This is a quick primer on how to write good bug reports.
Before you write a bug report, make sure you know what you're reporting.
The basic pattern is to describe each of the following:
- What you did (the actions)
- What the program did (the behavior)
- What you expected it to do (the expectation)
- Everything that might have affected the behavior (the environment)
It's amazing how often people assume that a developer knows one of these three things or even just says "this program doesn't work for me". Details, please.
Also, please report if this happened once or if this happens every time. It's much harder to debug something that doesn't happen every time.
Details of the bug report sections
Tell me what you did. Exactly. Don't say "I ran the program", say "I used the command line
program -with some args exactly.
Tell me what the program did. People often leave this out. Yes, yes, it's really good that I know you wanted the program to make your eggs over-easy but it really helps when I know that it burned down your house instead.

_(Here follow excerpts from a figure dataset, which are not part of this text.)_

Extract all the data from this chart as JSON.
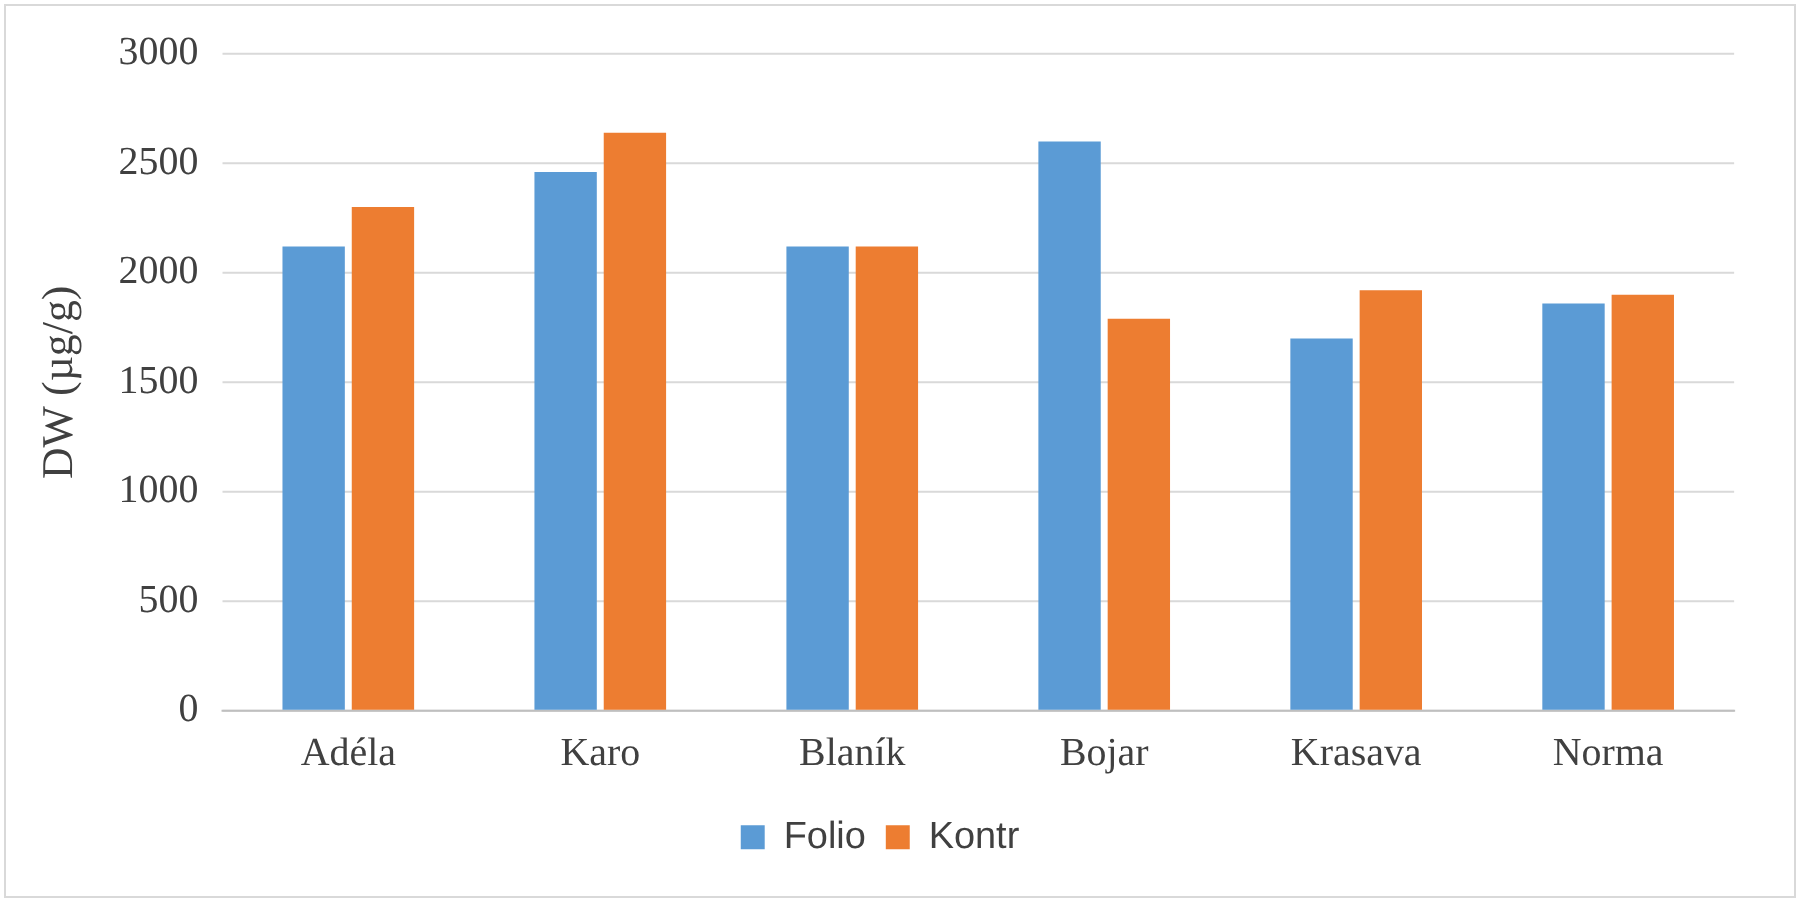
{
  "chart_data": {
    "type": "bar",
    "ylabel": "DW (µg/g)",
    "categories": [
      "Adéla",
      "Karo",
      "Blaník",
      "Bojar",
      "Krasava",
      "Norma"
    ],
    "series": [
      {
        "name": "Folio",
        "color": "#5b9bd5",
        "values": [
          2120,
          2460,
          2120,
          2600,
          1700,
          1860
        ]
      },
      {
        "name": "Kontr",
        "color": "#ed7d31",
        "values": [
          2300,
          2640,
          2120,
          1790,
          1920,
          1900
        ]
      }
    ],
    "ylim": [
      0,
      3000
    ],
    "yticks": [
      0,
      500,
      1000,
      1500,
      2000,
      2500,
      3000
    ],
    "grid": "y",
    "legend": "bottom"
  }
}
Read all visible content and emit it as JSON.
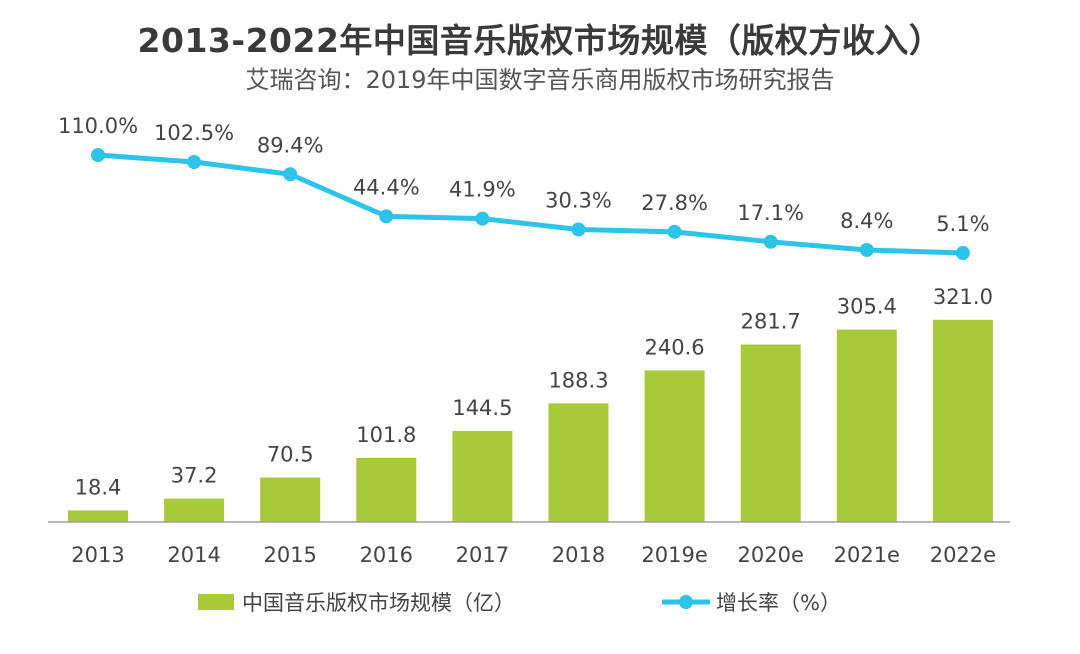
{
  "chart_data": {
    "type": "bar",
    "title": "2013-2022年中国音乐版权市场规模（版权方收入）",
    "subtitle": "艾瑞咨询：2019年中国数字音乐商用版权市场研究报告",
    "categories": [
      "2013",
      "2014",
      "2015",
      "2016",
      "2017",
      "2018",
      "2019e",
      "2020e",
      "2021e",
      "2022e"
    ],
    "series": [
      {
        "name": "中国音乐版权市场规模（亿）",
        "type": "bar",
        "color": "#a8c93a",
        "values": [
          18.4,
          37.2,
          70.5,
          101.8,
          144.5,
          188.3,
          240.6,
          281.7,
          305.4,
          321.0
        ],
        "labels": [
          "18.4",
          "37.2",
          "70.5",
          "101.8",
          "144.5",
          "188.3",
          "240.6",
          "281.7",
          "305.4",
          "321.0"
        ]
      },
      {
        "name": "增长率（%）",
        "type": "line",
        "color": "#2cc4e8",
        "values": [
          110.0,
          102.5,
          89.4,
          44.4,
          41.9,
          30.3,
          27.8,
          17.1,
          8.4,
          5.1
        ],
        "labels": [
          "110.0%",
          "102.5%",
          "89.4%",
          "44.4%",
          "41.9%",
          "30.3%",
          "27.8%",
          "17.1%",
          "8.4%",
          "5.1%"
        ]
      }
    ],
    "legend_position": "bottom",
    "grid": false
  }
}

The flip side of the behavior: Yes, the program burned down your house, but what did you expect the "-torch-dwelling" option to do? Oh, you expected it to torch your neighbor's house. Darn. My bad.
I need to know what you wanted it to do -- sometimes this points to a flaw in my own thinking or in my documentation.

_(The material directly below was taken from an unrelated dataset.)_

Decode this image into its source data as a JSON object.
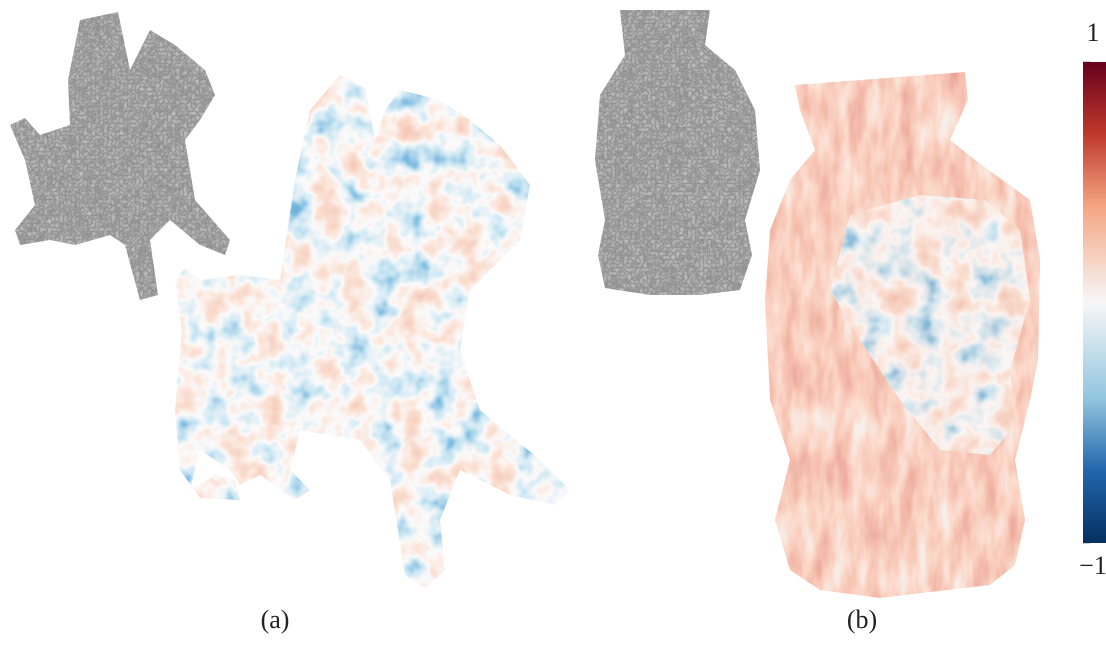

Here's the tricky one -- I need to know everything that might have affected the run. At the very least:
- What version of the program were you running
- What platform (OS, version, patches) were you running it on.
Other things might be good to know. For example, if the program has an external dependency (such as the rsync-backup program does) then I need to know about that dependency (e.g. the version number of rsync.)
Beyond that it's a judgement call. For example, I normally don't care about what type of file system it's running on, unless you do some experiments and find out that type of file system matters. I also don't usually care about how big the file system is or how much RAM you have -- except when you're at 0% free space.